Snow is white. Any other color is not right. Grey means cars have been through it. Yellow means dogs have been through it. Black means you slipped, fell and are lying face down in it. What does orange snow mean? That’s the question being asked across Eastern Europe as Russia, Bulgaria, Romania and Ukraine are digging out from under a blanket of bright orange snow that stretches to the Black Sea. This has ski resort owners seeing red because skiers don’t want to spend their green stuff to slalom on orange stuff that reminds some of the landscape of the Red Planet. Is this a sign of the O-pocalypse? (More pictures here and here.)
The “nothing to worry about” crowd (i.e. the government and weather reporters) are telling people wondering if this orange snow is safe to touch, shovel, lick, make into an orange snowman or treat like ordinary white stuff that the color comes from the sands of the Sahara Desert – specifically, a Saharan sandstorm kicked up by a recent cyclone in northern Africa. For backup, they used NASA satellite images showing sand in the upper levels of the atmosphere. And it’s true … this is a condition that has happened before under similar circumstances. For example, orange snow blanketed Saratov in far western Russian in 2015 and was also blamed on Saharan sand.

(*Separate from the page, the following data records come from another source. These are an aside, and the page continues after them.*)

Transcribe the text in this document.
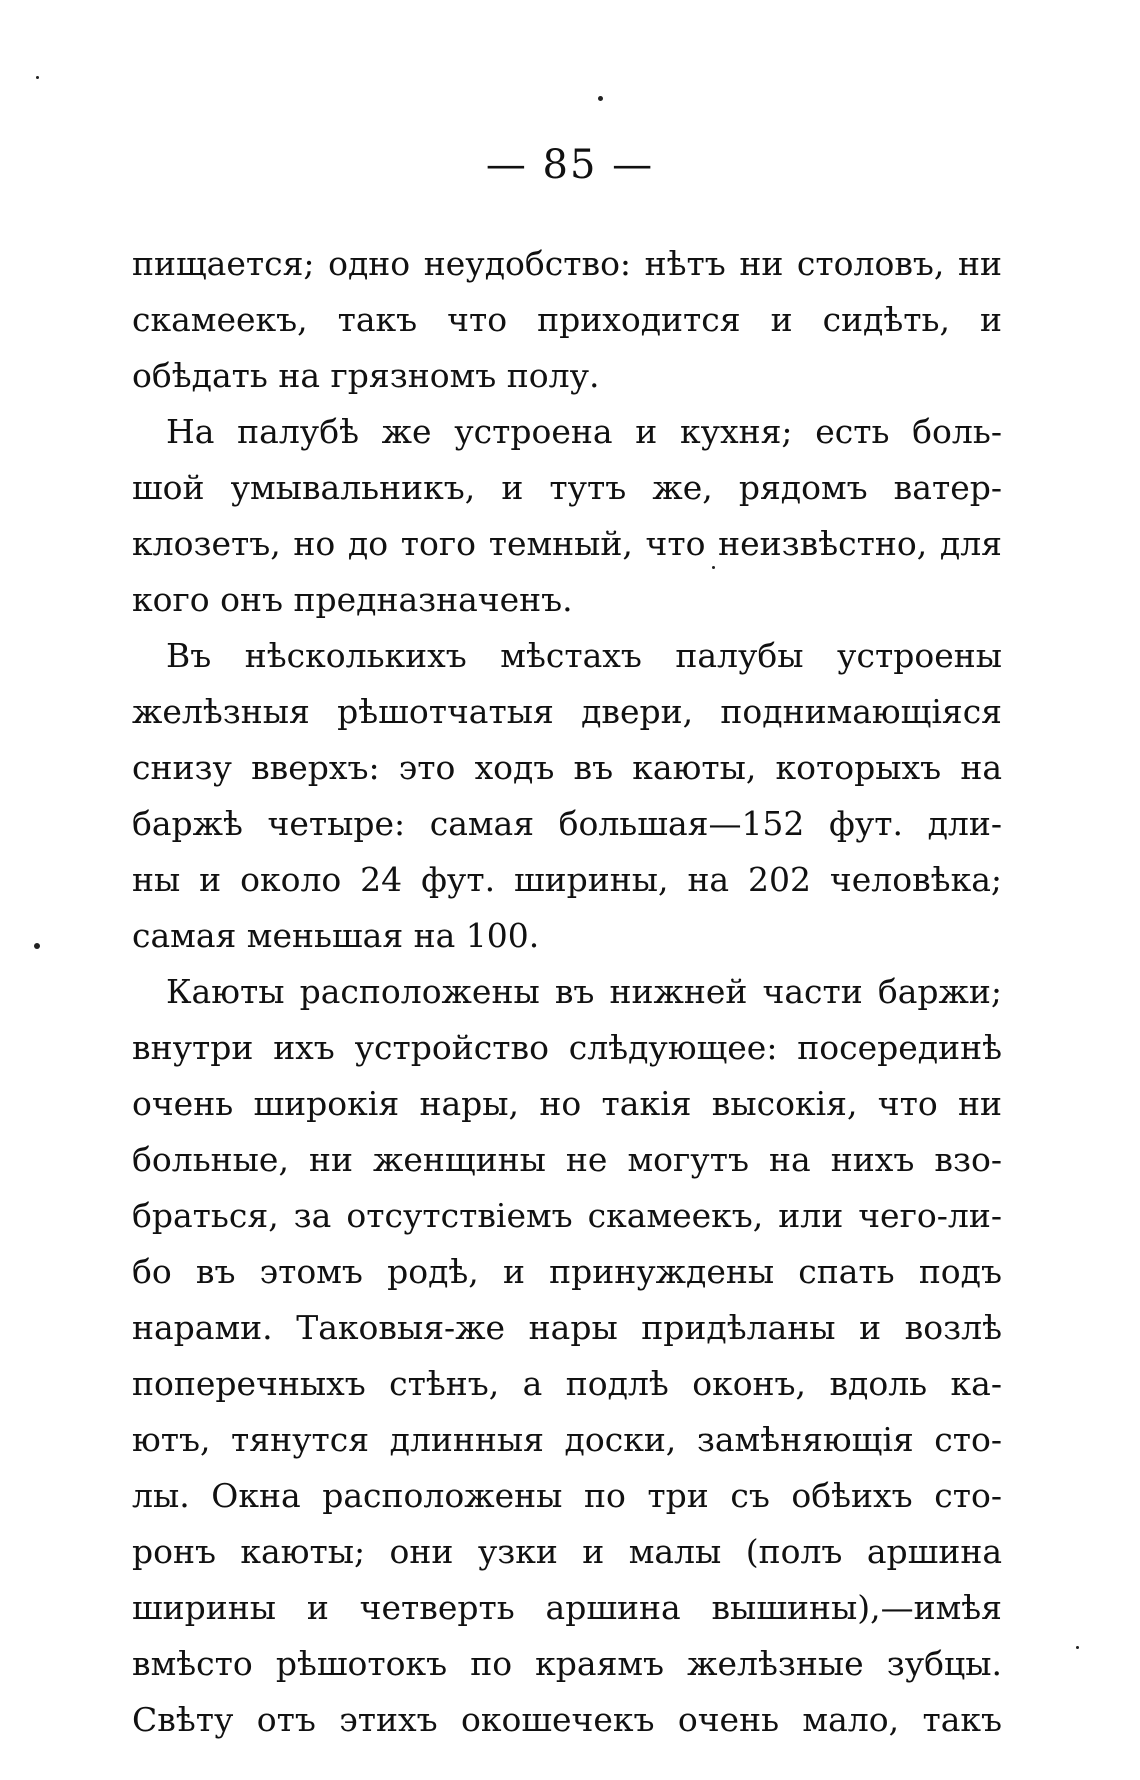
— 85 —

пищается; одно неудобство: нѣтъ ни столовъ, ни
скамеекъ, такъ что приходится и сидѣть, и
обѣдать на грязномъ полу.

На палубѣ же устроена и кухня; есть боль-
шой умывальникъ, и тутъ же, рядомъ ватер-
клозетъ, но до того темный, что неизвѣстно, для
кого онъ предназначенъ.

Въ нѣсколькихъ мѣстахъ палубы устроены
желѣзныя рѣшотчатыя двери, поднимающіяся
снизу вверхъ: это ходъ въ каюты, которыхъ на
баржѣ четыре: самая большая—152 фут. дли-
ны и около 24 фут. ширины, на 202 человѣка;
самая меньшая на 100.

Каюты расположены въ нижней части баржи;
внутри ихъ устройство слѣдующее: посерединѣ
очень широкія нары, но такія высокія, что ни
больные, ни женщины не могутъ на нихъ взо-
браться, за отсутствіемъ скамеекъ, или чего-ли-
бо въ этомъ родѣ, и принуждены спать подъ
нарами. Таковыя-же нары придѣланы и возлѣ
поперечныхъ стѣнъ, а подлѣ оконъ, вдоль ка-
ютъ, тянутся длинныя доски, замѣняющія сто-
лы. Окна расположены по три съ обѣихъ сто-
ронъ каюты; они узки и малы (полъ аршина
ширины и четверть аршина вышины),—имѣя
вмѣсто рѣшотокъ по краямъ желѣзные зубцы.
Свѣту отъ этихъ окошечекъ очень мало, такъ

But never in Romania. Why is this orange snow falling in eastern Europe? Is some world power testing a new form of weather control weapon? That’s not as far-fetched as it sounds. Doctors in Romania are warning residents — particularly the elderly or those with respiratory conditions, asthma or allergies — to stay indoors for a few days until the snow melts. The danger doesn’t end there as the melted snow fills bodies of water used for drinking or food. While the first suspect might be Russia, one of the heaviest concentrations or the orange snow fell in Sochi, the beautiful Russian city which hosted the 2014 Winter Olympics. Was this an experiment gone wrong? Or is some other country to blame?
The mysterious Siberian orange snow of 2007 was also blamed on sand – this time from Kazakhstan — even though many residents and government inspectors admitted it smelled bad, felt oily and had a high lead content – not exactly sno-cone worthy. While industrial pollution was suspected, residents were told that it would be “difficult” to identify the guilty party. Again, that orange snow was deemed “safe” but farmers were still advised not to let their animals walk in it or drink it.
Pictures from various resorts show people skiing in the orange snow. Have we really become so conditioned to accept unusual weather that we no longer care to wait for answers? Will resort owners start advertising odd-colored snow as a new feature?
When it comes to the chance of getting a straight answer from the powers that be about this mysterious snow, is orange the new bleak?